If parliament refused to endorse the deal (even if by kicking the can), and also refused a dissolution, Johnson could threaten to resign in the reasonably secure knowledge that no-one else could form a government. After all, if it couldn’t be done in September when the pressure really was on, it won’t be doable now. The cost to such an action would be to let Corbyn into Number 10 and allow him the trappings of office for an election campaign but the prize would be that campaign.

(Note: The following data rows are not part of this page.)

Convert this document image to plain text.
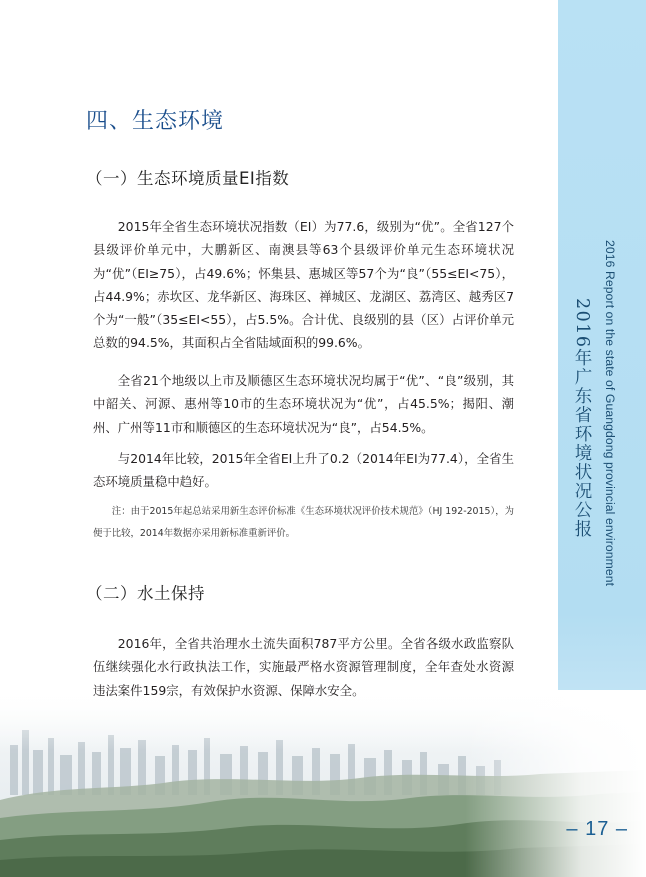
2016 Report on the state of Guangdong provincial environment
2016年广东省环境状况公报
– 17 –
四、生态环境
（一）生态环境质量EI指数

2015年全省生态环境状况指数（EI）为77.6，级别为“优”。全省127个县级评价单元中，大鹏新区、南澳县等63个县级评价单元生态环境状况为“优”（EI≥75），占49.6%；怀集县、惠城区等57个为“良”（55≤EI<75），占44.9%；赤坎区、龙华新区、海珠区、禅城区、龙湖区、荔湾区、越秀区7个为“一般”（35≤EI<55），占5.5%。合计优、良级别的县（区）占评价单元总数的94.5%，其面积占全省陆域面积的99.6%。

全省21个地级以上市及顺德区生态环境状况均属于“优”、“良”级别，其中韶关、河源、惠州等10市的生态环境状况为“优”，占45.5%；揭阳、潮州、广州等11市和顺德区的生态环境状况为“良”，占54.5%。

与2014年比较，2015年全省EI上升了0.2（2014年EI为77.4），全省生态环境质量稳中趋好。

注：由于2015年起总站采用新生态评价标准《生态环境状况评价技术规范》（HJ 192-2015），为便于比较，2014年数据亦采用新标准重新评价。

（二）水土保持

2016年，全省共治理水土流失面积787平方公里。全省各级水政监察队伍继续强化水行政执法工作，实施最严格水资源管理制度，全年查处水资源违法案件159宗，有效保护水资源、保障水安全。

Such a threat though returns us to the First Rule. If Johnson carried it through, we’d probably be looking at a Dec 19 election: not a happy prospect for anyone and one that’d certainly give pause for thought for any party reliant on younger voters and/or those without postal votes. Or, for that matter, any party seeking to drag the focus away from Brexit.

Which is one of several reasons I don’t think MPs would want to go there. By contrast, an election triggered by a dissolution motion next week and allowing for a brief wash-up session (although presumably excluding the scheduled Budget), would point to a polling day of December 5.

A December election (which of course covers either option), is available at 3/1 and that, to me, is very good value.